O Marco Feliciano se apresenta como
representante não só do mundo evangélico, mas de todo o protestantismo. Na
verdade, ele pouco representa das tendências protestantes. Foi eleito por um
segmento muito alienado politicamente. Candidatos como ele são eleitos,
geralmente, para se tornarem os representantes de sua igreja no parlamento. Eles
se preocupam mais com os interesses da igreja do que com as questões que dizem
respeito a todo o País.
A que atribui
o antagonismo com grupos que defendem os direitos humanos?
Ele se antagonizou com o Brasil porque
expressou pelo Twitter e, depois, num culto, opiniões sobre a questão dos
negros. Disse que são descendentes da parte amaldiçoada dos filhos de Noé, os
filhos de Cam. É interessante observar ele não criou nada ao fazer tais
afirmações. Essa teologia é muito antiga, muito anterior a ele, persistindo até
hoje em alguns poucos segmentos fundamentalistas. Ela tem origem entre os
colonialistas, que dividiam o mundo em três áreas – o ocidente, o oriente e o
sul. Nesta última teriam ficado os possíveis descendentes do personagem bíblico,
os amaldiçoados. O Feliciano lucra em cima dessa teologia, fatura em cima dela,
mas não acrescenta nem desenvolve nada. É apenas o porta-voz de um grupo que, no
atual contexto religioso, ainda replica argumentos usados por países
colonialistas para a dominação e exploração dos mais pobres, especialmente na
África. Isso é muito triste.
Diria que é
uma teologia superada, fora de uso?
Não. Ainda é usada por setores de direita,
ultraconservadores. Em 2010, o tele-evangelista americano Pat Robertson, dono de
um canal de televisão, disse que a grande tragédia provocada pelo terremoto no
Haiti naquele ano era decorrente de um pacto que os haitianos haviam feito com o
diabo, quando lutavam para se livrarem do jugo da França e se tornarem
independentes. Em outras palavras, em 1804 eles venderam a alma ao demônio, que
veio cobrar a dívida agora, dois séculos depois. A manifestação de Robertson foi
uma asneira, uma estupidez que provocou manifestações de repúdio em amplos
setores da sociedade americana. Mas ele não estava falando sozinho. Ainda
existem segmentos, dos quais Marco Feliciano faz parte, que repetem esse tipo de
coisa, que defendem a relação entre causa e efeito, a maldição das pessoas pela
divindade que tudo ordena e orquestra, como se nossas escolhas, decisões e
articulações sociais não interferissem nos resultados. Trata-se de um simplismo
cruel e inútil.
É o que pregam
nas igrejas?
Sim. Enquanto o Marco Feliciano dizia essas
coisas num círculo religioso restrito, era bem recebido pelos seus pares. Tem
uma expressão que define isso da seguinte maneira: “Quando você prega para o
coral, é bem aceito por ele.” Ao se tornar um homem público, porém, o discurso
dele transbordou, extravasou o espaço religioso e se tornou passível de crítica
pela sociedade civil.
É possível
afirmar que o discurso dele é racista?
É racista na sua essência. Nasceu do racismo,
dos interesses coloniais de menosprezar e demonizar o negro para justificar a
sua exploração.
Esse discurso
não parece mais próprio dos Estados Unidos, onde a integração racial ainda
incomoda alguns setores?
Não se deve esquecer que as lideranças
evangélicas no Brasil estão se orientando basicamente por autores
norte-americanos.
Há pouco mais
de meio século, quando se debatia o casamento interracial no Estados Unidos,
grupos conservadores diziam que era proibido pela Bíblia.

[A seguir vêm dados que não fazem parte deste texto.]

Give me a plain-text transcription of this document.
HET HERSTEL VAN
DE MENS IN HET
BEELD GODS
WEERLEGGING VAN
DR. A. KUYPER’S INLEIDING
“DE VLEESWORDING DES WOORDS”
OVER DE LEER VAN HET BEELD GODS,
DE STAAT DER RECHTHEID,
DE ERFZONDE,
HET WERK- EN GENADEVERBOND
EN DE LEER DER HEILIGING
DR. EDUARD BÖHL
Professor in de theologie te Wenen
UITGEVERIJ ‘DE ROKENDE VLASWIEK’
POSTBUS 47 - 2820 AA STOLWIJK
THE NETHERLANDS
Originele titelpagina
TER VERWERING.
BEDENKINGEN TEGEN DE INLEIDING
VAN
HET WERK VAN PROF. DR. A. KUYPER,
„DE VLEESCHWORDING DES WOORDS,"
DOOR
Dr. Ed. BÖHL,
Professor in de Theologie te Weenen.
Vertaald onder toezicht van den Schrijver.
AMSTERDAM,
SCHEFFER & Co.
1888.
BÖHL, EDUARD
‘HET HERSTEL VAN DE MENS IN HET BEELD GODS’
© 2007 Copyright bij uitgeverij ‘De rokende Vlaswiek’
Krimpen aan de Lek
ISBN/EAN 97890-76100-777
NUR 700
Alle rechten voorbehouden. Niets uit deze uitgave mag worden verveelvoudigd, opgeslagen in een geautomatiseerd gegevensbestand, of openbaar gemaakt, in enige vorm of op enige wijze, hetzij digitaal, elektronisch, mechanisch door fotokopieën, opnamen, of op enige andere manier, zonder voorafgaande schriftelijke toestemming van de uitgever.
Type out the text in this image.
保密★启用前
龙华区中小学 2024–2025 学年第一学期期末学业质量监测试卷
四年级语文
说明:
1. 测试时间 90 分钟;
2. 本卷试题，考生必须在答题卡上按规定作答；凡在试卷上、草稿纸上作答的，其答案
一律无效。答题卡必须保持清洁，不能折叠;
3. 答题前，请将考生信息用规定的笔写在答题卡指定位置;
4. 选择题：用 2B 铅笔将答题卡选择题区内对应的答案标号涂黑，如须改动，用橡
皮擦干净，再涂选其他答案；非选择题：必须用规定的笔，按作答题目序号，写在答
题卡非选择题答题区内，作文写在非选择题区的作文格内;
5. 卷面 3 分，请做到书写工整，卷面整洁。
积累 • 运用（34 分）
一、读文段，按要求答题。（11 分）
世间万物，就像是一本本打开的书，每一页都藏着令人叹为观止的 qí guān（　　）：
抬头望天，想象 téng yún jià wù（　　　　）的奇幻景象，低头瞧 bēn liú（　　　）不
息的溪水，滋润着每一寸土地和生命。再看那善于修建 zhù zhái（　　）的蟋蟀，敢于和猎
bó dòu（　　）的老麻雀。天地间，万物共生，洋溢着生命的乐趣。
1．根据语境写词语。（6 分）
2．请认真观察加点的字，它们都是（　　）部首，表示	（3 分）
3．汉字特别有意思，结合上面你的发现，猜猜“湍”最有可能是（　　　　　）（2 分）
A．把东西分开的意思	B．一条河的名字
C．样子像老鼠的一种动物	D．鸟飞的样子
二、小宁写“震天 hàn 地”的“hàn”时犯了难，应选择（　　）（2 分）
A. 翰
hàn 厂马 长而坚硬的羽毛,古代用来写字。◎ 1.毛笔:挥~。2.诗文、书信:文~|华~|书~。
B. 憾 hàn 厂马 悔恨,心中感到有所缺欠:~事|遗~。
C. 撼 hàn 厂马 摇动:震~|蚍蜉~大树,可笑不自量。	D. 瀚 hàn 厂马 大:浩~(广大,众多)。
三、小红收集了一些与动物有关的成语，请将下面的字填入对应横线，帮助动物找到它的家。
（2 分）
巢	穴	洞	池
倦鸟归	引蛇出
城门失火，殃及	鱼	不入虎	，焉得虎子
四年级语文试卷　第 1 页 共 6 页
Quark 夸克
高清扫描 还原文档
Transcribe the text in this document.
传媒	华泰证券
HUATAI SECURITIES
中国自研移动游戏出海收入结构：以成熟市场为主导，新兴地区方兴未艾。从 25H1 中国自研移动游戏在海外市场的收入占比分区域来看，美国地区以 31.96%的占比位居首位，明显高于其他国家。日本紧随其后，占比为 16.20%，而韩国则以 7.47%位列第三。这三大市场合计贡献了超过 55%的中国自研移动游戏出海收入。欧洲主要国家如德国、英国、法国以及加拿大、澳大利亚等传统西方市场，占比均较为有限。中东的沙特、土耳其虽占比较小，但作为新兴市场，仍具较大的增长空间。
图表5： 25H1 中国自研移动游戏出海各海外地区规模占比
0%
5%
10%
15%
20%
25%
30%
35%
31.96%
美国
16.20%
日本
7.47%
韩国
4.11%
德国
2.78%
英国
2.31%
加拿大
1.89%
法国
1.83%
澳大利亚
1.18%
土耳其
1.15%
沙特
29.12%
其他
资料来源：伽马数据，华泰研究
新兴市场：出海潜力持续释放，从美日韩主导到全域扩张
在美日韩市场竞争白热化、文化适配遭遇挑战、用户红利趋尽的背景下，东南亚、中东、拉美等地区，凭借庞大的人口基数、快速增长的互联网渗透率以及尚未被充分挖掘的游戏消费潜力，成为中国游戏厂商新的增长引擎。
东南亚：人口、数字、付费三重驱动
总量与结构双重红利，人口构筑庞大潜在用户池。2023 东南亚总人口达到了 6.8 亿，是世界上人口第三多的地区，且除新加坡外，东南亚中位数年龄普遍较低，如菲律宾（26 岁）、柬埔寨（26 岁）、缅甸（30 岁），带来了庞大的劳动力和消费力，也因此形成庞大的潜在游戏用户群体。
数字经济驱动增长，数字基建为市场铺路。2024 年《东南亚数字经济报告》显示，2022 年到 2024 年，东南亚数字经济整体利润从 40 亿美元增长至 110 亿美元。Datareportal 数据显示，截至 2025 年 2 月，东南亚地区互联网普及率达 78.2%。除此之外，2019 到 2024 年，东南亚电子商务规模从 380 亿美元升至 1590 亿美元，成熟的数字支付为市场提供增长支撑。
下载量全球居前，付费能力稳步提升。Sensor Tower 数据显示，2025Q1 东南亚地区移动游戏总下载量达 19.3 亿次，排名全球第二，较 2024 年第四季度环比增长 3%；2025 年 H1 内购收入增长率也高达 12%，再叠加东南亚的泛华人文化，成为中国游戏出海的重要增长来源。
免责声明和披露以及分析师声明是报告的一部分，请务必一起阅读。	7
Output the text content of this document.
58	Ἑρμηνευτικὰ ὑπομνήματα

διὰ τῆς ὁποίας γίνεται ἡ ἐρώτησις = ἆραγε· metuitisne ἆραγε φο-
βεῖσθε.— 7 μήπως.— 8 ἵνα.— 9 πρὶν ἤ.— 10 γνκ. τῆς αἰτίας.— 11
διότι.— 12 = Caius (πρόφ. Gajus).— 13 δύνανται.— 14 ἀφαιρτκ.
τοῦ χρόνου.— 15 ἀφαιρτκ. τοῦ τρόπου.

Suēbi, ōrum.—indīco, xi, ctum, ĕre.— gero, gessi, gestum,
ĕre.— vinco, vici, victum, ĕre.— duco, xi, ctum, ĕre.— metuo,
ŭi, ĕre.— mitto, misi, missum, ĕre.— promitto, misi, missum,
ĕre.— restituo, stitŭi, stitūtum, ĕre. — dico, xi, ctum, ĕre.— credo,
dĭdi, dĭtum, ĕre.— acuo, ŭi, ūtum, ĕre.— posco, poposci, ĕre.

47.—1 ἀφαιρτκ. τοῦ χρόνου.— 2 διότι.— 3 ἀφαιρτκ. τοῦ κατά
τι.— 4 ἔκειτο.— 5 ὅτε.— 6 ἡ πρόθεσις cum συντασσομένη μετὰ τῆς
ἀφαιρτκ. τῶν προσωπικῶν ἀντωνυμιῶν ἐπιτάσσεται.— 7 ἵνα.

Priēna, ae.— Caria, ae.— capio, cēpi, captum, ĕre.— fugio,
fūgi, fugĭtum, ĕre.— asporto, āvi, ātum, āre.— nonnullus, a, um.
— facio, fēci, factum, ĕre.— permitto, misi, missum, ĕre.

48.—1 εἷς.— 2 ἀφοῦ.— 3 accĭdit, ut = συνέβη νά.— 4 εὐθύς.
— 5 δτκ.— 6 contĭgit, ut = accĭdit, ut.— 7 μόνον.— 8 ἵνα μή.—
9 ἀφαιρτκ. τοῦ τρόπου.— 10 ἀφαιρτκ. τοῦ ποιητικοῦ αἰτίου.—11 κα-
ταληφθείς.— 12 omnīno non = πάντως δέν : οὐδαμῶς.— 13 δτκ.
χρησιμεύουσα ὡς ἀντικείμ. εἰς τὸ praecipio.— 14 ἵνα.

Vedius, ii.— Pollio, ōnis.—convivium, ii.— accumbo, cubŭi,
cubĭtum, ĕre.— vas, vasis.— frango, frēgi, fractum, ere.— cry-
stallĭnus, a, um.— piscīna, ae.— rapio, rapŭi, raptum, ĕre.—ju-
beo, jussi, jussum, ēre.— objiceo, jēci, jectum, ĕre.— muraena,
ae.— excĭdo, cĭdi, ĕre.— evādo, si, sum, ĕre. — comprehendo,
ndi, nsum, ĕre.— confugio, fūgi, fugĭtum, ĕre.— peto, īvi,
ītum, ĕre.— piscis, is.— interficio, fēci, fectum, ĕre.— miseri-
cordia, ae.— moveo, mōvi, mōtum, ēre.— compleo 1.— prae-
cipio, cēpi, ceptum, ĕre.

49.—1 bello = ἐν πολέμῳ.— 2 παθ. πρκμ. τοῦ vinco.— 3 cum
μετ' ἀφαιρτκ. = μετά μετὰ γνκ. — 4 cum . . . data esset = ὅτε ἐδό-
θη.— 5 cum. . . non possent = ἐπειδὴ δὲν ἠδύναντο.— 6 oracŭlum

Na época em que morei nos Estados Unidos e
viajei pelo sul daquele país, fiquei impressionado com a forma como o movimento
evangélico ainda está dividido, segregado do ponto de vista racial. Negros e
brancos ainda congregam em igrejas diferentes. Certa vez acompanhei um pastor
que havia ido a um hospital visitar uma pessoa muito doente. Durante a visita,
ele disse ao doente que há muito tempo não o via na igreja e que estava
interessado em saber o motivo daquele afastamento. Ele respondeu que não ia mais
porque a igreja estava sendo frequentada por negros. O pastor quis amenizar,
dizendo que os negros também são filhos de deus, mas o doente retrucou na hora
que negros não têm alma. Ainda perdura ali a ideia de que o negro é um cidadão
menor.
Como analisa
essa ideia de maldição sobre um continente inteiro?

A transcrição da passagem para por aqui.